Ia melihat, kurangnya minat orang Indonesia mempelajari bahasa sendiri karena merasa bahasa Indonesia sudah merupakan bahasa sehari hari, sehingga mereka merasa tak perlu mempelajari bahasa Indonesia, termasuk juga bahasa daerah. Padahal bahasa Indonesia yang mereka pakai belum memenuhi kaidah-kadiah bahasa yang benar. Banyak siswa SLTP/SLTA yang tidak lulus dalam ujian nasional pada mata pelajaran bahasa Indonesia salah satu sebab adalah karena kurangnya minat mereka untuk mempelajari bahasa Indonesia secara benar.
Simposium keenam yang digelar atas kerjasama Max Plank Institute for Evolutionary Anthropology Jerman dengan FIB UBH ini menghadirkan sedikitnya 30 orang pakar bahasa dunia yang memaparkan hasil penelitian para linguis dari berbagai negara di dunia tentang bahasa Melayu/Indonesia.
Dengan digelarnya simposium dan konferensi bahasa ini, diharapkan bisa mengetuk dan membangunkan orang Indonesia yang terlena karena arus globalisasi. Mempelajari bahasa asing tidak salah, tapi jangan mengabaikan bahasa dan budaya sendiri. "Orang asing saja mau belajar dan mendalami bahasa Indonesia, kenapa kita sebagai bangsa Indonesia mengabaikannya?" ujar Yusrita.
Menurutnya, orang Jerman, Jepang dan sejumlah negara lainnya, kalau mau datang ke Indonesia, entah itu sebagai turis, atau mengikuti berbagai program lainnya, mereka sebelumnya harus melalui tes bahasa Indonesia, mereka baru boleh datang ke Indonesia kalau sudah pandai berbahasa Indonesia.
Sementara di Indonesia orang lebih suka mempelajari bahasa asing ketimbang bahasa Indonesia sendiri, dan akibatnya banyak perguruan tinggi yang memiliki jurusan Sastra Indonesia kekurangan mahasiswa karena kurangnya minat tamatan SLTA untuk mempelajari bahasa Indonesia.

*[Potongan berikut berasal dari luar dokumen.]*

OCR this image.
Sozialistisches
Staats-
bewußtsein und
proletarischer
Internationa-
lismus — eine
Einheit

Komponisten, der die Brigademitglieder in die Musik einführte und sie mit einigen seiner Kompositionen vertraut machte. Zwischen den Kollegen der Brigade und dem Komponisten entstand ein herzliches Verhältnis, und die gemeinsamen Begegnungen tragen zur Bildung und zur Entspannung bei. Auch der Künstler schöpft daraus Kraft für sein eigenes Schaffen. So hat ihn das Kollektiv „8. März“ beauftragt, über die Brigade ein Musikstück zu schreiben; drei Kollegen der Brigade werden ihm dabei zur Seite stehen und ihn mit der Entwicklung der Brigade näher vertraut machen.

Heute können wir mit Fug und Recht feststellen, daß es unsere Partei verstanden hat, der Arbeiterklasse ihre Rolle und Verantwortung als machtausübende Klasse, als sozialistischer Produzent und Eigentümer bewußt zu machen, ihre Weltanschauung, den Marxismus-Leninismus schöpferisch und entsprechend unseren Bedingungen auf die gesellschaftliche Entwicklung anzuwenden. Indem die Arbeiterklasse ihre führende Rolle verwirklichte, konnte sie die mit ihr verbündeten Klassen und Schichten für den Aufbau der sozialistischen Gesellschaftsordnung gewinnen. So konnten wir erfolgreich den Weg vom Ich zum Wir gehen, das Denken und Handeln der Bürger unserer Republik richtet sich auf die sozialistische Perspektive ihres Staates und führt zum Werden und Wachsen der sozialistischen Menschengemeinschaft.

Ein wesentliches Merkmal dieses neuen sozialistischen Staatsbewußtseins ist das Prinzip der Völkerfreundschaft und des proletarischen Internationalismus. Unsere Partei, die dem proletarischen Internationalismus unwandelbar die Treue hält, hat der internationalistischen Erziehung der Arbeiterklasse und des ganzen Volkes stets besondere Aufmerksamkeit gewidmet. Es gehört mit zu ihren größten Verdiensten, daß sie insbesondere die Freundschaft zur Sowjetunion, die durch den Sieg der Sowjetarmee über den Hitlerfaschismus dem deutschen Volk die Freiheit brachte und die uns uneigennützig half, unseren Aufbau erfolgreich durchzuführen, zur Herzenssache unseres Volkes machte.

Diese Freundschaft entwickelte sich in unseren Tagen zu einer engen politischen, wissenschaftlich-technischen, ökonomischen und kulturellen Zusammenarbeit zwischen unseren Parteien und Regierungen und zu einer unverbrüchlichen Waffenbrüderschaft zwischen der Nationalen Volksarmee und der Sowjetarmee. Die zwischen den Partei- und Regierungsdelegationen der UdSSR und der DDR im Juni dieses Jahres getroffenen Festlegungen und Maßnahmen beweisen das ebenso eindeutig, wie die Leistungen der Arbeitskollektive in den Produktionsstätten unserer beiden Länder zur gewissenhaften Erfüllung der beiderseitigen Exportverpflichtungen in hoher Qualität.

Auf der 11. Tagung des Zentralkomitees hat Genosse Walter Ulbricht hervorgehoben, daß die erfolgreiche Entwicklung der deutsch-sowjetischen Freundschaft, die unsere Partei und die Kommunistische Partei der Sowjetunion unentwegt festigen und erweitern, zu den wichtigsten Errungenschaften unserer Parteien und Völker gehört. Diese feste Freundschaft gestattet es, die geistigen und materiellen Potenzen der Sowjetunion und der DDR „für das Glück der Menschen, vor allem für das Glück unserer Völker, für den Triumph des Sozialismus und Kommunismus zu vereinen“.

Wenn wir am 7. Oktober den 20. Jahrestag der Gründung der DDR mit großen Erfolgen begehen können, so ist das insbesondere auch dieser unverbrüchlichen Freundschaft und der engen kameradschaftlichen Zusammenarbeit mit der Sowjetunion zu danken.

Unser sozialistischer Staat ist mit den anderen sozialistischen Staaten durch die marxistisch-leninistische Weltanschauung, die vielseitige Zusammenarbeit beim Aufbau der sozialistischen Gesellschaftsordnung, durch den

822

Dicontohkannya, salah satu sebab banyaknya siswa peserta Ujian Nasional yang tidak lulus dalam mata pelajaran Bahasa Indonesia, karena kurangnya pengetahuan mereka tentang bahasa Indonesia itu sendiri.
Disisi lain, Yusrita menjelaskan, Sebelum penyelenggaraan Simposium Ilmu Bahasa Melayu di Nuansa Maninjau ini, juga telah dilaksanakan Konferensi Internasional Asosiasi Tipologi Linguistik dunia di hotel Bumiminang sejak 21 s/d 25 Juli lalu, dengan menghadirkan 100 pemakalah hasil penelitian para linguis dari berbagai dunia seperti, Inggris, Jerman, Paris, Moscow, Amerika, Rusia, Australia, Jepang, Malaysia, India serta sejumlah negara lainnya.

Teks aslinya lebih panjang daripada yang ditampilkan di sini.